Simon gazed unflinchingly into Mortua’s black, hollow eyes and smiled, his expression intentionally ambiguous. “What do you want with me, Your Fatal Majesty?”
She mirrored his unreadable smile but did not speak immediately.
He studied her. Her beauty was equal that of her sister, but her features were stricter, all severely linear and without a trace of mischief. Her white-blond hair was pulled up in a knot on the back of her head, not a single strand out of place. Her lips remained tight together as she smiled, but somehow Simon knew that there were no fangs behind them, only a set of perfectly even white teeth—the thought of which was strangely more menacing than Moriba’s vampirical canines. Mortua looked human. Too human. So perfectly human that it was clear that she was anything but.
“I understand,” she began eventually, “that my dear sister has chosen something of a mission for you, Simon Marandur Edmund. Am I correct?”
“It seems so. To my knowledge, I am the only one to whom she gave the riddle.”
“Indeed. And how goes this riddle you speak of?”
“’Six shall go, three men, three not, all in masks of falsehood wrought, bearing a piece for every queen, into the land of light unseen. Make the three of dreams align, worm shall fall at three, six, nine.’”
“Do you know what it means, child?”
“To some extent.”
“There is more.
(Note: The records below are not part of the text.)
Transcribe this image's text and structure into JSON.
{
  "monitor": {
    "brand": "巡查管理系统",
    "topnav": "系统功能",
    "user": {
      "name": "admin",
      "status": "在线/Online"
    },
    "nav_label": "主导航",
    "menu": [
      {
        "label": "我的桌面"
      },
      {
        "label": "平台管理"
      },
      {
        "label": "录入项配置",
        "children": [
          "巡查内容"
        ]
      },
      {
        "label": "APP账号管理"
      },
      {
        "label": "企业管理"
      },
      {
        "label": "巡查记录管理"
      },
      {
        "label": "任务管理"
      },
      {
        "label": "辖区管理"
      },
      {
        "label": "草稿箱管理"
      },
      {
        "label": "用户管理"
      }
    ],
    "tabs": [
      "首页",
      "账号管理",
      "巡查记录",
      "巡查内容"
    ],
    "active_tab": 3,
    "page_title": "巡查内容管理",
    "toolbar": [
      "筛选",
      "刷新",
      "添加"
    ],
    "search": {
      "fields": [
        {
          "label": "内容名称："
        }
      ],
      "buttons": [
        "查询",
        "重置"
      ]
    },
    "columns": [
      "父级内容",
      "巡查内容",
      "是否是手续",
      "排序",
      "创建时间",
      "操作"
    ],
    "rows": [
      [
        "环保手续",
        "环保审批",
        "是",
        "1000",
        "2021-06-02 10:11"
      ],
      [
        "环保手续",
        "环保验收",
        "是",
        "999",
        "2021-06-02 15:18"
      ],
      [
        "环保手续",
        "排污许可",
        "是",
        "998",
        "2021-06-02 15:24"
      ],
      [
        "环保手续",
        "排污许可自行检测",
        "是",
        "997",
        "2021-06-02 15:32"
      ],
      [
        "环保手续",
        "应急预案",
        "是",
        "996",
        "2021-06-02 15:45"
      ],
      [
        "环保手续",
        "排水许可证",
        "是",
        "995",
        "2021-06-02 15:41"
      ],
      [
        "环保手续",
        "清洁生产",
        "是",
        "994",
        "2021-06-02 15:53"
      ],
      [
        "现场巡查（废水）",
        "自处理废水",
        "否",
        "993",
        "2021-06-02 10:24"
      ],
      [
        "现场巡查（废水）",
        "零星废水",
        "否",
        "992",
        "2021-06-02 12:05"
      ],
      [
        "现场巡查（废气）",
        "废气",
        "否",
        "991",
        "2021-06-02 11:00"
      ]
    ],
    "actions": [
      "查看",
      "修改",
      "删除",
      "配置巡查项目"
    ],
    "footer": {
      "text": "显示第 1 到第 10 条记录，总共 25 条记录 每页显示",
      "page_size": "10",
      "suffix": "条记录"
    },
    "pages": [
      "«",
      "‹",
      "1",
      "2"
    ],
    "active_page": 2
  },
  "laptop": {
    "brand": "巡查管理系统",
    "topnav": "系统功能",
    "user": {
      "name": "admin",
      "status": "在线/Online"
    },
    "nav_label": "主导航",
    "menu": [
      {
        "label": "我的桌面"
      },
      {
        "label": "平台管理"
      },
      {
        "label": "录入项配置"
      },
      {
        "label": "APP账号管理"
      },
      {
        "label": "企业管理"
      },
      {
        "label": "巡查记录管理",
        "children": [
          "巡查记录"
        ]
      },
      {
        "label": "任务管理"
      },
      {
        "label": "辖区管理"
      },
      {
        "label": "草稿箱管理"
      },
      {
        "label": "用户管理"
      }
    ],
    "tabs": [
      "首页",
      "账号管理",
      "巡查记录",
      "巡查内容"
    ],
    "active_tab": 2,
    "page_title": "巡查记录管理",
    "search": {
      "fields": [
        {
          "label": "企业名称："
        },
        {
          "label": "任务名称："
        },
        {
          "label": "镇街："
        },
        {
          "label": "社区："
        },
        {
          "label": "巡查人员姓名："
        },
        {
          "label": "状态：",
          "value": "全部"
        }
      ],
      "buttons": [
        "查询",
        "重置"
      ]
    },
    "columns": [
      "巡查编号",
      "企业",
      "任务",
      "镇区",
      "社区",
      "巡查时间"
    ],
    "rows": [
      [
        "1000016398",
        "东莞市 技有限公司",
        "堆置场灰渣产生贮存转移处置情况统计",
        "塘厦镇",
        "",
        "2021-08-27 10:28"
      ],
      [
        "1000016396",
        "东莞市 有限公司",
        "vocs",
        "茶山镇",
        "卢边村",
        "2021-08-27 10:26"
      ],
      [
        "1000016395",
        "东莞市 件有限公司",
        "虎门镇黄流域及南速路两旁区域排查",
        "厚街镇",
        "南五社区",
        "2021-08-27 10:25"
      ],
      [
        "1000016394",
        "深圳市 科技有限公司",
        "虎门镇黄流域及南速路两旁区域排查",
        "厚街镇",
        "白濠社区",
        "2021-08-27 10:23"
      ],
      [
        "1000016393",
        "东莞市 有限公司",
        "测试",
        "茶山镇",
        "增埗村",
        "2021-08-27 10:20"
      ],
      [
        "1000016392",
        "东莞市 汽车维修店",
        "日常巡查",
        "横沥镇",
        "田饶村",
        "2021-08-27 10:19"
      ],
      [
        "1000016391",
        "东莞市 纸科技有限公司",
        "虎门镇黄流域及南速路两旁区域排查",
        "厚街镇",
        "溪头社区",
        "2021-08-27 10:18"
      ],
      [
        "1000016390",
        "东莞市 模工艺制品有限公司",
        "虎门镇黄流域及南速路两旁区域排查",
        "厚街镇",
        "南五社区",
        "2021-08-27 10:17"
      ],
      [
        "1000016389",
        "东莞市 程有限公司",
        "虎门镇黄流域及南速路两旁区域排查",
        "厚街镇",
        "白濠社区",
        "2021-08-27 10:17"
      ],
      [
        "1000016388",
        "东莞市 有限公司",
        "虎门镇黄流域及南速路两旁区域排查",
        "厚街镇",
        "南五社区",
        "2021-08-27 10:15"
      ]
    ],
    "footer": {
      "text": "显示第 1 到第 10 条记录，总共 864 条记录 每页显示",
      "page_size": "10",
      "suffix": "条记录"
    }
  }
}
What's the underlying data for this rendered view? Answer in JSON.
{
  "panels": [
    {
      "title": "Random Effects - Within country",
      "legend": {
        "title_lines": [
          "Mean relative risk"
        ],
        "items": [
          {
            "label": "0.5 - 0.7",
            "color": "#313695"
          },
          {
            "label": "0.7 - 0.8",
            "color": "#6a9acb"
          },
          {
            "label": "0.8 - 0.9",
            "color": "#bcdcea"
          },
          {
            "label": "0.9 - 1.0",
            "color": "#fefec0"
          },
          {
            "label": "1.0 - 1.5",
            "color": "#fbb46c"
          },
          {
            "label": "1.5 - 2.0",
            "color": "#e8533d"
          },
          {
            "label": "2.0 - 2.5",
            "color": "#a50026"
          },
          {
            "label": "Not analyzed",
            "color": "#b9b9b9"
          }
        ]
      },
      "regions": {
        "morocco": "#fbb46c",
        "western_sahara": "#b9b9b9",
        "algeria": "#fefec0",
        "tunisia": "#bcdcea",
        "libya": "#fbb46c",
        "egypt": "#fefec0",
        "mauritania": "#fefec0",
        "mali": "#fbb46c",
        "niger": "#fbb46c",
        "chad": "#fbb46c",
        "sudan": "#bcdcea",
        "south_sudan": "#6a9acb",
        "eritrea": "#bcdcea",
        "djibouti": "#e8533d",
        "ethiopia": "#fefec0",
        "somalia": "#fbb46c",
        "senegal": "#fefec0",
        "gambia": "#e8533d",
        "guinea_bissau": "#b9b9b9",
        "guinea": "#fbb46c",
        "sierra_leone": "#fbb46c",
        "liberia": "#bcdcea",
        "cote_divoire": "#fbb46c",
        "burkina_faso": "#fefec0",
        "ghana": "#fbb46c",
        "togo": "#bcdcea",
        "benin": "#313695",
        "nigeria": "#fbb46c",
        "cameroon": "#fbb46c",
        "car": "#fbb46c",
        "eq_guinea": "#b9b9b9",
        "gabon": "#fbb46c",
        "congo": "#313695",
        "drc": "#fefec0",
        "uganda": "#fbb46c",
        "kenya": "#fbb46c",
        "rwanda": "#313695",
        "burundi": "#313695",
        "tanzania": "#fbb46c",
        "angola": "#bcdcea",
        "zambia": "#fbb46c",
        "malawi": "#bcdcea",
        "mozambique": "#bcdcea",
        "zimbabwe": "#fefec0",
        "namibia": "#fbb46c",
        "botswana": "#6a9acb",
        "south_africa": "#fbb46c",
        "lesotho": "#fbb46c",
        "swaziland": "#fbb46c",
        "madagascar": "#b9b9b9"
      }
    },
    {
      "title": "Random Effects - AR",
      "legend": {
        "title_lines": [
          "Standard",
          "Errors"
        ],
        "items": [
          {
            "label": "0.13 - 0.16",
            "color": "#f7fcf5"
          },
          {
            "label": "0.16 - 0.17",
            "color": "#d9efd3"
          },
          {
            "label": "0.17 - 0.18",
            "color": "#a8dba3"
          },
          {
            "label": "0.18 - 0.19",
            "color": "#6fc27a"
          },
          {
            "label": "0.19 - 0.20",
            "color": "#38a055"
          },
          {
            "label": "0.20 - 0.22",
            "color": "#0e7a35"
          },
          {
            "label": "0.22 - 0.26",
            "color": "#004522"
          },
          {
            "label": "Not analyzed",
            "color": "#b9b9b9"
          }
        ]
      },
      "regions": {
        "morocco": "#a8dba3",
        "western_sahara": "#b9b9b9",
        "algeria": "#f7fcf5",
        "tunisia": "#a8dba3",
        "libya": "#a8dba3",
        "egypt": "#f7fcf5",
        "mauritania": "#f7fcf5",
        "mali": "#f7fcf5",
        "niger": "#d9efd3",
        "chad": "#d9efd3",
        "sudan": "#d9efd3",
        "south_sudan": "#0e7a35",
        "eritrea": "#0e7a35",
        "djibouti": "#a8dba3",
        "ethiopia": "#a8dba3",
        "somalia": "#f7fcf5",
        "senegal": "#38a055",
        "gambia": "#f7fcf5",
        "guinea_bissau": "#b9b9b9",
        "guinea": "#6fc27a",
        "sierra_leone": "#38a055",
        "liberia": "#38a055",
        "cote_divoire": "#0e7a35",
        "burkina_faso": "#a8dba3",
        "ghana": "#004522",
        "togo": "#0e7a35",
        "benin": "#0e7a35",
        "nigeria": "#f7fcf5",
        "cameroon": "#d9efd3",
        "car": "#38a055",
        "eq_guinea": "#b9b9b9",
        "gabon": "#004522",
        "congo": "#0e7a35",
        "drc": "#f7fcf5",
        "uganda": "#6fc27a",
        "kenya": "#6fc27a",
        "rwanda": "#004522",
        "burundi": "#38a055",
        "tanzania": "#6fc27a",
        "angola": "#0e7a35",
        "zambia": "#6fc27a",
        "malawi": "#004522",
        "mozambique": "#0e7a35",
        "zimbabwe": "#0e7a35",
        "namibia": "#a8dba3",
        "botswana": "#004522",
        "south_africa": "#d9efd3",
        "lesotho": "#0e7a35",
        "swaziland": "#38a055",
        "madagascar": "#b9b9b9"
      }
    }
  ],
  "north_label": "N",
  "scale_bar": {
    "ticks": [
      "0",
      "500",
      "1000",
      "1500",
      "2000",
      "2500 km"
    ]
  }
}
Moriba did not tell you it in its entirety.”
“And you know the rest now.”
“Perhaps not consciously, but everything you need, you have.” She pointed her skull-topped scepter at his head. “I put it there, only a few moments ago. My art is…subtler…than my sister’s.”
Simon frowned. “The clockwork cat?”
“Yes, child. Speak it. Let the words weave themselves.”
He licked his lips and folded his numb hands beneath his arms. He closed is eyes and began to rock back and forth of the headstone, as if in a trance. “Clockwork cat in a patchwork palace…evil turned the youth in malice…two bonds be made, to be unbroken…master by his heir awoken. Make the three of dreams align, or perish all at three, six, nine.”
She smiled again, mirthlessly. “That is all, child. Farewell, and good luck to you.”
“Wait!” he requested, leaning toward her. “You spared my brother, didn’t you? Why?”
“At the appeal of my sister. She said he would be needed for the issue at hand…and I too wish the end of the Serpent, so I granted it.”
“He’s one of the six, then?”
“That’s what I thought. Thank you, Queen Mortua.”
She nodded once in acknowledgement and faded into the sunlight. There were no marks in the snow where she had stood.